Front Oncol. 2023 Mar 27:13:1095170. doi: 10.3389/fonc.2023.1095170. eCollection 2023.

Authors

Roman Kowalchuk¹, Trey C Mullikin², William Breen², Hunter C Gits², Marcus Florez³, Brian De³, William S Harmsen⁴, Peter Sean Rose⁵, Brittany L Siontis⁶, Brian A Costello⁶, Jonathan M Morris⁷, John J Lucido⁸, Kenneth R Olivier¹, Brad Stish¹, Nadia N Laack¹, Sean Park¹, Dawn Owen¹, Amol J Ghia³, Paul D Brown¹, Kenneth Wing Merrell¹

Affiliations

¹ Department of Radiation Oncology, Mayo Clinic, Rochester, MN, United States.
² Department of Radiation Oncology, Duke University, Durham, NC, United States.
³ Department of Radiation Oncology, Houston, MD Anderson Cancer Center, Houston, TX, United States.
⁴ Mayo Clinic, Department of Statistics, Rochester, MN, United States.
⁵ Mayo Clinic, Department of Orthopedic Surgery, Rochester, MN, United States.
⁶ Mayo Clinic, Department of Radiology, Rochester, MN, United States.
⁷ Mayo Clinic, Department of Medical Oncology, Rochester, MN, United States.
⁸ Mayo Clinic, Department of Medical Physics, Rochester, MN, United States.

Abstract

Background: Though metastasis-directed therapy (MDT) has the potential to improve overall survival (OS), appropriate patient selection remains challenging. We aimed to develop a model predictive of OS to refine patient selection for clinical trials and MDT.

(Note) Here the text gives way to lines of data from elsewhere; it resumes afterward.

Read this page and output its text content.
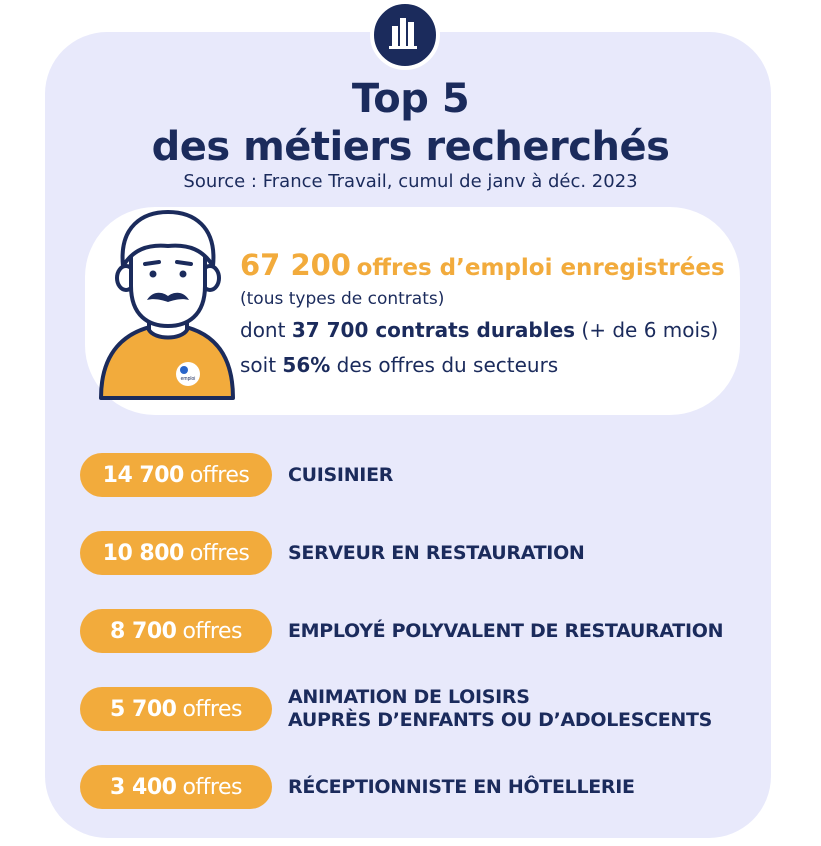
Top 5
des métiers recherchés
Source : France Travail, cumul de janv à déc. 2023
emploi
67 200 offres d’emploi enregistrées
(tous types de contrats)
dont 37 700 contrats durables (+ de 6 mois)
soit 56% des offres du secteurs
14 700 offres CUISINIER
10 800 offres SERVEUR EN RESTAURATION
8 700 offres EMPLOYÉ POLYVALENT DE RESTAURATION
5 700 offres ANIMATION DE LOISIRS
AUPRÈS D’ENFANTS OU D’ADOLESCENTS
3 400 offres RÉCEPTIONNISTE EN HÔTELLERIE
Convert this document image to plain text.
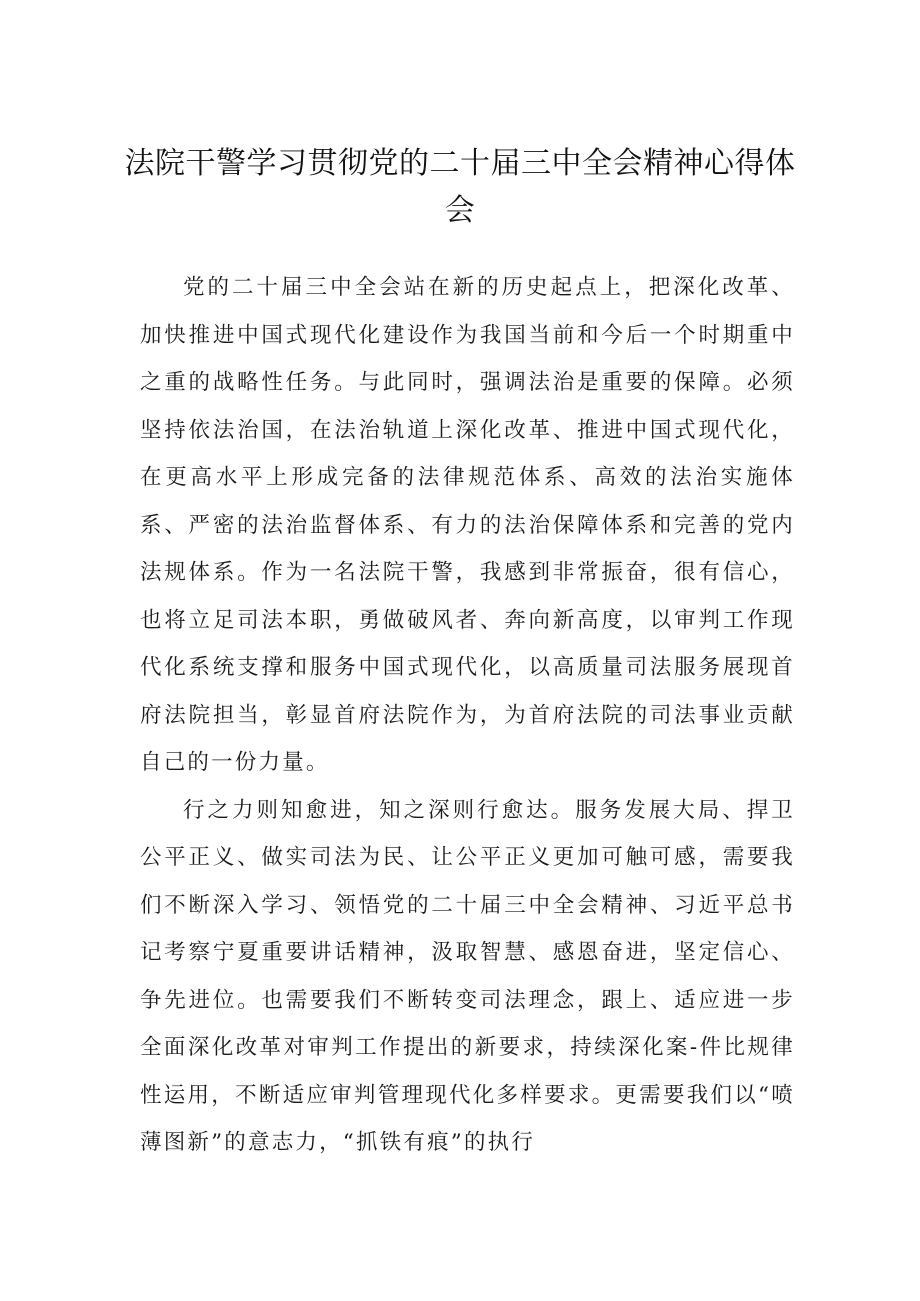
法院干警学习贯彻党的二十届三中全会精神心得体会

党的二十届三中全会站在新的历史起点上，把深化改革、加快推进中国式现代化建设作为我国当前和今后一个时期重中之重的战略性任务。与此同时，强调法治是重要的保障。必须坚持依法治国，在法治轨道上深化改革、推进中国式现代化，在更高水平上形成完备的法律规范体系、高效的法治实施体系、严密的法治监督体系、有力的法治保障体系和完善的党内法规体系。作为一名法院干警，我感到非常振奋，很有信心，也将立足司法本职，勇做破风者、奔向新高度，以审判工作现代化系统支撑和服务中国式现代化，以高质量司法服务展现首府法院担当，彰显首府法院作为，为首府法院的司法事业贡献自己的一份力量。

行之力则知愈进，知之深则行愈达。服务发展大局、捍卫公平正义、做实司法为民、让公平正义更加可触可感，需要我们不断深入学习、领悟党的二十届三中全会精神、习近平总书记考察宁夏重要讲话精神，汲取智慧、感恩奋进，坚定信心、争先进位。也需要我们不断转变司法理念，跟上、适应进一步全面深化改革对审判工作提出的新要求，持续深化案-件比规律性运用，不断适应审判管理现代化多样要求。更需要我们以“喷薄图新”的意志力，“抓铁有痕”的执行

Patients and methods: We assembled a multi-institutional cohort of patients treated with MDT (stereotactic body radiation therapy, radiosurgery, and whole brain radiation therapy). Candidate variables for recursive partitioning analysis were selected per prior studies: ECOG performance status, time from primary diagnosis, number of additional non-target organ systems involved (NOS), and intracranial metastases.

Results: A database of 1,362 patients was assembled with 424 intracranial, 352 lung, and 607 spinal treatments (n=1,383). Treatments were split into training (TC) (70%, n=968) and internal validation (IVC) (30%, n=415) cohorts. The TC had median ECOG of 0 (interquartile range [IQR]: 0-1), NOS of 1 (IQR: 0-1), and OS of 18 months (IQR: 7-35). The resulting model components and weights were: ECOG = 0, 1, and > 1 (0, 1, and 2); 0, 1, and > 1 NOS (0, 1, and 2); and intracranial target (2), with lower scores indicating more favorable OS. The model demonstrated high concordance in the TC (0.72) and IVC (0.72). The score also demonstrated high concordance for each target site (spine, brain, and lung).

Conclusion: This pre-treatment decision tool represents a unifying model for both intracranial and extracranial disease and identifies patients with the longest survival after MDT who may benefit most from aggressive local therapy. Carefully selected patients may benefit from MDT even in the presence of intracranial disease, and this model may help guide patient selection for MDT.

Keywords: metastasis-directed radiotherapy; metastatic disease; modeling; oligometastasis; outcomes.